‘How to win friends and influence people’ is a phrase I had heard often, however I had not realised it came from the title of a book until we were recommended to read the book by Mark Smith during the 90 Day Mentoring Challenge. The fact that the phrase is now part of everyday language is testament to the popularity of the book and it’s subject matter over an extended period of time.
Although they were both ‘self made men’ originally born into poverty, the author, Dale Carnegie, is not related to the renowned philanthropist Andrew Carnegie whose name is carried by the famous Carnegie Hall. In fact the author was originally born Dale Carnagey and changed the spelling of his name to Carnegie in a deliberate move to suggest an association between himself and the great philanthropist … some would say a stroke of marketing genius!
The book ‘How to Win Friends and Influence People’ was originally published in 1937 and was originally written as a textbook for courses the author ran in self-improvement. It has been republished a number of times, with minor amendments to keep it current. While the current version has been updated to include contemporary examples, rather than some of the potentially outdated examples given in the original publication, the general message and tone of the book have not changed, and the foreword tells us that it remains written in the same conversational and breezy style the author originally used.

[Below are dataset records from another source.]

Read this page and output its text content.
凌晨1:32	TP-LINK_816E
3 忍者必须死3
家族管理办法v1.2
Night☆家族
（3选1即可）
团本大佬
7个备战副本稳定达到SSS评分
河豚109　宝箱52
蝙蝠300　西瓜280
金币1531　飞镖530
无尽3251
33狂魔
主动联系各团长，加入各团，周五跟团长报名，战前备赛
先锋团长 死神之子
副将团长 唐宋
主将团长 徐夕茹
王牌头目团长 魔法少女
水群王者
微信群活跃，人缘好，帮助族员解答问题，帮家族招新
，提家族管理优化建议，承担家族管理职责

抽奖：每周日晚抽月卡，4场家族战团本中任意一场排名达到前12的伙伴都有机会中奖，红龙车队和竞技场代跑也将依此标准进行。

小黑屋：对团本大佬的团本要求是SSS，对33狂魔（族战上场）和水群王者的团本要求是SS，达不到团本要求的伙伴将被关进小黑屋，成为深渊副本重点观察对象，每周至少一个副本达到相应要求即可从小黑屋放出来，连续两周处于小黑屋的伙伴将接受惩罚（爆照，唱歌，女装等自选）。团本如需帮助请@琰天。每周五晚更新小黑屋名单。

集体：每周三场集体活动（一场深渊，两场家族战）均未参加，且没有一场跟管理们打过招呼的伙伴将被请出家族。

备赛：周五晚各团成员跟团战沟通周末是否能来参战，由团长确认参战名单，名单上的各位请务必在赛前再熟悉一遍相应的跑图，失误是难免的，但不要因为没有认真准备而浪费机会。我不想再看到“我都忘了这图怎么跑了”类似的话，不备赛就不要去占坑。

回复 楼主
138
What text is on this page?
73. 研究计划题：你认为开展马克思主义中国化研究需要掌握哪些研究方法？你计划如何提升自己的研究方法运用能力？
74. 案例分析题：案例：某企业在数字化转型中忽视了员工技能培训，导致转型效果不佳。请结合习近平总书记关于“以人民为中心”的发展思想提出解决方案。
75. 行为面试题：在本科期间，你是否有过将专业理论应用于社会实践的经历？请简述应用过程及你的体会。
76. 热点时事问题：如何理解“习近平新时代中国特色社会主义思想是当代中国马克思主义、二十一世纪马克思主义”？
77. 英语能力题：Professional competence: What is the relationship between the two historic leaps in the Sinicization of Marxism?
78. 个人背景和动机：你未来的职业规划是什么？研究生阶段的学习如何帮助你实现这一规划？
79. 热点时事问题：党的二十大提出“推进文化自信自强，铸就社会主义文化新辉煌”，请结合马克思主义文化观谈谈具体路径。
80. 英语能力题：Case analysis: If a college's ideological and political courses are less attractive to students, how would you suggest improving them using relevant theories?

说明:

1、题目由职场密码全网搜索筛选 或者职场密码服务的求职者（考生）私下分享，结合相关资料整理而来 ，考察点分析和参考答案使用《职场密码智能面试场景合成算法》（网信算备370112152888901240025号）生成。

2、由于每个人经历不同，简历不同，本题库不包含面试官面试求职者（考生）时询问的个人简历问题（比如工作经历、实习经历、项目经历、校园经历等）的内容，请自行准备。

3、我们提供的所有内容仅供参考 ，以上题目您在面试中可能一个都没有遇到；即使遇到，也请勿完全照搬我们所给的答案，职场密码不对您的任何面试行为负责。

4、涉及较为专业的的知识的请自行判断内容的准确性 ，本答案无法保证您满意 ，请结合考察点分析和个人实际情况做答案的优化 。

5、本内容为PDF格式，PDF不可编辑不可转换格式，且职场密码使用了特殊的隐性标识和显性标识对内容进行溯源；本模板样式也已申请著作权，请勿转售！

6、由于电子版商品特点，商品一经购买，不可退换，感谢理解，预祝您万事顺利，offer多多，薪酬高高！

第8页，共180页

The book sets out to do what it says on the cover, by focusing on four key areas;
- techniques for handling people
- ways to make people like you
- how to win people to your way of thinking
- how to change people without giving offence or arousing resentment
Each of these areas are then broken down into specific action points that can be used as a guide to building the skills necessary to navigate your way through life successfully. The entrepreneur Warren Buffet is quoted on the inside cover of my copy as saying “this book changed my life”.
I really enjoyed reading the book, quite possibly as it affirmed many of my own behaviours and I guess it’s always nice to think your experiences have shaped you in the right way. I did find some of the perspectives a little outdated, despite the attempt to provide more up to date scenarios, although I’m prepared to admit that may be due more to my occasionally less than conventional view of the world.
As a big fan of anything that can help us become better humans, I would recommend this book with the caveat that as with most self-improvement techniques, there is no ‘one size fits all’ approach and applying every single one of these actions does not guarantee to instantly make you more popular or successful. Contrary to the claim on the inside front cover, I do not agree that this is “the only book you need to lead you to success”.